Ewa Minor jest psychologiem, a jej mąż Marcin świetnym ilustratorem. Wspólnie stworzyli trzy historie, które złożyły się na przepiękną książkę zatytułowaną tak, jak nazywa się kraina, w której mieszkają jej bohaterowie – Tutaje. Trzy opowiastki, z których każda podzielona jest na kilka rozdziałów, pozwalają dziecku nazwać pewne emocje i zrozumieć wiele zaobserwowanych sytuacji. Dzieci są świetnymi obserwatorami – często zaskakują mnie swoimi spostrzeżeniami i uwagami na tematy, które (przynajmniej teoretycznie) powinny być im obce. Autorzy poruszają trzy niezwykle ważne kwestie, obierając sobie za bohaterów zwierzątka: myszki, wiewiórki, ropuchy czy jeże.
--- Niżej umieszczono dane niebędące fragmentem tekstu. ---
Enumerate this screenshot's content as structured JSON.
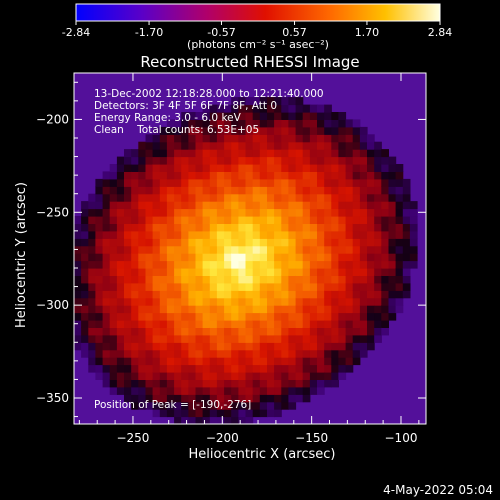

Personifikacja tych leśnych stworzeń jeszcze bardziej przybliża małych czytelników (lub słuchaczy) do opowiadanych historii. Z każdej z nich płynie pozytywny morał, który może stanowić punkt wyjścia do rozmów o strachu przed przeprowadzką i nowym, nieznanym miejscem, o tym, że nie warto gniewać się na najbliższych i wypowiedziane w złości słowa można i należy cofnąć. Mogą to być również rozmowy o braterskiej miłości, tęsknocie i braku pewności siebie. Znajdziemy tutaj także motyw przyjaźni i chęci niesienia pomocy, gdy ktoś tego potrzebuje.
Uważam, że wartościowe przesłania w książkach dla dzieci to zawsze świetna sprawa, jednak Tutaje zawierają pewną wartość dodaną – przepiękne ilustracje. Nie ukrywam, że mam słabość do kreski Marcina Minora i już po Gwiazdce z nieba, którą w całości opatrzył cudownymi rysunkami, jestem przygotowana na zakup każdej książki, w której macza swoje palce. Przepiękne wydanie Tutajów, które rzuca się w oczy i robi ogromne wrażenie, idealnie nada się na prezent dla dziecka trzy-, cztero-, pięcio- i sześcioletniego. Zauroczy zarówno pociechy, jak i rodziców.